Cet effet inattendu contribue alors à brouiller la frontière entre ce que nous ressentons en tant que lecteur dans notre monde, et, ce qui se passe dans celui du livre que nous lisons. Derrière, dans cette scène précise comme tout au long de ce roman étrangement qualifié « d’épouvante naturopathique » se profile un questionnement subtil sur ce qui justement se cacherait sous les mots, se tapirait derrière les noms et sous les tapis. Le langage humain ne serait-il qu’un gigantesque cache-sexe jeté sur notre nature animale ? Substituerait-il du verbiage à ce qui nous serait difficile à avaler ?
Le rapport revendiqué au chef-d’œuvre de Thomas Mann, La Montagne magique, est espiègle. Pour qui l’a lu et l’a bien en mémoire, Olga Tokarczuk en reprend ce qui en fait le sel. En fait, un voile, un filet, une toile d’araignée sont jetés sur le roman de Thomas Mann. C’est très subtil, très fin, très intelligent. Nonobstant chez Olga Tokarczuk, nous ne sommes pas vraiment dans la vie de sanatorium, mais en marge, dans une « Pension pour Messieurs ».

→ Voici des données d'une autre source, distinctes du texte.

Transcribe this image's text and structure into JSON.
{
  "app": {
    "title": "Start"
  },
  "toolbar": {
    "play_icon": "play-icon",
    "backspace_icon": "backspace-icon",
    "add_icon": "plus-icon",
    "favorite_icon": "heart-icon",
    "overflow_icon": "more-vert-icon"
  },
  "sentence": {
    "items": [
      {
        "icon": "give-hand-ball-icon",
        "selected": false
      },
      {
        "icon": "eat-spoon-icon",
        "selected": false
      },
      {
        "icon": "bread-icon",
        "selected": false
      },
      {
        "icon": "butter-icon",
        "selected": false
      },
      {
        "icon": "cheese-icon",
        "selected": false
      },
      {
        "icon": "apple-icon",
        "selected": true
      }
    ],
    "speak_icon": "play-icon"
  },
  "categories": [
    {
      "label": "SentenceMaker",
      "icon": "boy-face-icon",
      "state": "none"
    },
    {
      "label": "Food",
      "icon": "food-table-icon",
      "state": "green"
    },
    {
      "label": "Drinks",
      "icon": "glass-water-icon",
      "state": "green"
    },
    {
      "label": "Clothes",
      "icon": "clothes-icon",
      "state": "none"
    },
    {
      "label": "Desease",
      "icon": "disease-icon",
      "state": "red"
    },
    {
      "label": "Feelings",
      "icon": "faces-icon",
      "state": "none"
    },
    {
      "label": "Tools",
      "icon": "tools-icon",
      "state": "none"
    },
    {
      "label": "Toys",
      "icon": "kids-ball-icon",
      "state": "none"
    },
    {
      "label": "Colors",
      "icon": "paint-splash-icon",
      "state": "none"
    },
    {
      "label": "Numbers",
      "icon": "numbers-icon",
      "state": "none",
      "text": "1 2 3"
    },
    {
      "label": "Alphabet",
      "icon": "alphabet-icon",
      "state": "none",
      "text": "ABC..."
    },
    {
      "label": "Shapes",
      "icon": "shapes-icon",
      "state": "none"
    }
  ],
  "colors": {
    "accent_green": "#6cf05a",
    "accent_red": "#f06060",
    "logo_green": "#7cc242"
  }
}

Les évocations sont toujours forcément subjectives, mais au regard de ma bibliothèque mentale, outre en contrepoint le très beau Siloé de Paul Gadenne, roman d’introspection en partie autobiographique où l’expérience du sanatorium sublime les relations amoureuses qui se nouent entre hommes et femmes, Le banquet des Empouses me fait surtout penser à Kafka.
Dans la somme biographique en deux gros volumes : Kafka, le temps des décisions, puis, Kafka, le temps de la connaissance de Reiner Stach, parue en France en 2023, l’on voit Franz presque dans la même situation, à éviter les sanatoriums, en partie par économie, à loger en pension ou chez l’habitant, à éprouver des amours fugitifs avec ce que les allemands appellent Kurschatten, littéralement des « ombres de cure », des personnes du sexe opposé qui nous captivent le temps d’une cure balnéaire ou d’un séjour en sanatorium. Mais surtout, pour l’omniprésence discrète d’esprits des mondes d’En-haut ou d’En-bas, j’ai pensé aussi à Jérusalem, récit-monde chamanique d’Allan Moore dont l’action se déroule à... Northampton.

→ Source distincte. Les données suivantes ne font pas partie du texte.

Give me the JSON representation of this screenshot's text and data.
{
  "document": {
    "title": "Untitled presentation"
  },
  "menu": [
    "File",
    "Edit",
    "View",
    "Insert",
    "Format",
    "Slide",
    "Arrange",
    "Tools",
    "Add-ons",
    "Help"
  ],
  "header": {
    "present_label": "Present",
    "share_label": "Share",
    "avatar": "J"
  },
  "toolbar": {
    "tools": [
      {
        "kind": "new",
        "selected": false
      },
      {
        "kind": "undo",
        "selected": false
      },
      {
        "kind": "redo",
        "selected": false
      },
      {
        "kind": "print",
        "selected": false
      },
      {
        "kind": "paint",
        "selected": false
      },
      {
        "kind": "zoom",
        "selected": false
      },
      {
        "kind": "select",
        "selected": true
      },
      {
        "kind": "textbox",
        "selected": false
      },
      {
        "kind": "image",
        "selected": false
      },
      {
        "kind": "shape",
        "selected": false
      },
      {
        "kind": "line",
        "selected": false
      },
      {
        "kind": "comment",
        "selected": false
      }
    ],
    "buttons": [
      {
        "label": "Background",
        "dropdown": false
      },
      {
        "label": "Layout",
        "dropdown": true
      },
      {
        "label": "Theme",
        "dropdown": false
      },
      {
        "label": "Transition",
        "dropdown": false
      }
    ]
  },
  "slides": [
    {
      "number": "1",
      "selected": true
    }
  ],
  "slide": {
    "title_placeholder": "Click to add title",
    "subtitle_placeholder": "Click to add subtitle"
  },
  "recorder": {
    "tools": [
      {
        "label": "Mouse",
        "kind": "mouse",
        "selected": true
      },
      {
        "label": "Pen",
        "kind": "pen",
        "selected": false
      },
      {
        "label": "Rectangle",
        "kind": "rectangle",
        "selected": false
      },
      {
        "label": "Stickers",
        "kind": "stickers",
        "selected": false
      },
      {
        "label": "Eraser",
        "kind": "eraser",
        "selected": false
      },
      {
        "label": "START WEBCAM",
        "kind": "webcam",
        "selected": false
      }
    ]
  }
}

La littérature peut ainsi parfois être au roman ce que l’âme est au corps. Elle vient l’animer en le nouant amoureusement à un principe, à un esprit supérieur. Dans Jean Santeuil, galop d’essai de Marcel Proust à sa Recherche, on peut lire ceci : « ce qu’il y a de réel dans la littérature, c’est le résultat d’un travail tout spirituel, quelque matérielle que puisse en être l’occasion [...] une sorte de découverte dans l’ordre spirituel ou sentimental que l’esprit fait, de sorte que la valeur de la littérature n’est nullement dans la matière déroulée devant l’écrivain, mais dans la nature du travail que son esprit opère sur elle. »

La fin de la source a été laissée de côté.